The sound that used to be as gentle as raindrops is now the only thing standing in for my scream that feels like it’s about to tear me apart.
It’s such a small sound.
Way too weak and delicate to cover up those disgusting noises.
Still, I can’t stop playing.
Because while I’m playing, I feel like I can stay inside those beautiful memories from when I was three, when it was just Mom and me.
My nail splits, and blood slowly seeps into my fingertip.
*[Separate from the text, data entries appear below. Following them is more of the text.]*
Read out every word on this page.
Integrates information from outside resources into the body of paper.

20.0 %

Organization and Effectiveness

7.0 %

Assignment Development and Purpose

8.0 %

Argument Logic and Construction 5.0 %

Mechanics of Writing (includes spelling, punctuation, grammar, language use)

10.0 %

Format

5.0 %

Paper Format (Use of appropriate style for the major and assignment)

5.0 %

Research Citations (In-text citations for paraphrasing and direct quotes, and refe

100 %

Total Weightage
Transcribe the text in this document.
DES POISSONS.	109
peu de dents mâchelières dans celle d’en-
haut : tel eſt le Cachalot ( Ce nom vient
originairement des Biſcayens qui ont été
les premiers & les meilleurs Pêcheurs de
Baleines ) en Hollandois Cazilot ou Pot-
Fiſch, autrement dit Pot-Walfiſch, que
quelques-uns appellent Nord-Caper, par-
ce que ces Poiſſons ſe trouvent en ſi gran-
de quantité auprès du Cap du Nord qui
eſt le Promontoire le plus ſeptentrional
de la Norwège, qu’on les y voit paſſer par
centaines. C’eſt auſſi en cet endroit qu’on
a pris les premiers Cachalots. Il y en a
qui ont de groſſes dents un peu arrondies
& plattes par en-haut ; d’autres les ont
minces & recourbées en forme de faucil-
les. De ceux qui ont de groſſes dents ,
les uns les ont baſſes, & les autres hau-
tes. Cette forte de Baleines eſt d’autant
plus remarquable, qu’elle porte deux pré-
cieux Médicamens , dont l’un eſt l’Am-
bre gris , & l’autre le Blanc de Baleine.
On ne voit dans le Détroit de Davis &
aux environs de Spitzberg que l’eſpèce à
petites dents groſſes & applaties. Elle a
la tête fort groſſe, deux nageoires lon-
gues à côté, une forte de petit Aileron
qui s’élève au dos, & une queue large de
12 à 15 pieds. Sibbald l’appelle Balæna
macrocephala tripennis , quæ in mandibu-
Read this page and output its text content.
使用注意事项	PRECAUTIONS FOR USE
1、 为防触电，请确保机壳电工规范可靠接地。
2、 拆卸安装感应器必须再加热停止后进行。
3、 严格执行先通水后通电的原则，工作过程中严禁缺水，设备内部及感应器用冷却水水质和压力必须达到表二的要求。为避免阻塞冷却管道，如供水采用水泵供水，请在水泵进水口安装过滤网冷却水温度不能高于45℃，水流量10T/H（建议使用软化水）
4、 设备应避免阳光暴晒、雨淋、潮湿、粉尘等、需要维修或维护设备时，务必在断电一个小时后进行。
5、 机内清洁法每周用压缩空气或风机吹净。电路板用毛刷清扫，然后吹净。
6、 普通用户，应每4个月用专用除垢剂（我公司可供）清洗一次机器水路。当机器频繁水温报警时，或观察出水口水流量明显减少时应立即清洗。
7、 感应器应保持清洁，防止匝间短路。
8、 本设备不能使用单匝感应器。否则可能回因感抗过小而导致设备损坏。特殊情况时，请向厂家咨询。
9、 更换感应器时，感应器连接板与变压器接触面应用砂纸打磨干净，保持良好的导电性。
Even so, I don’t let go of the kalimba.
Every time the shaking from the next room gets stronger, I strike the little metal pieces harder and harder.
—I can’t take it anymore.
To protect me, Mom has already stopped thinking of herself as human.
In that case, I—
I should take her place.
My blood was dirty from the start anyway.
I’m still young and worth more than a woman over thirty who gets treated like an “auntie” and slapped around.
I should be the one selling myself so I can take Mom out of this room, out of this town.
“Hey, Mom… You don’t have to try so hard anymore, okay?”
In the gaps between the kalimba notes, I whisper words no one else can hear.
There is no exit from this darkness.
God abandoned us from the very beginning.
And if there really is a god, he must be some kid with a twisted smile on his face, enjoying the show.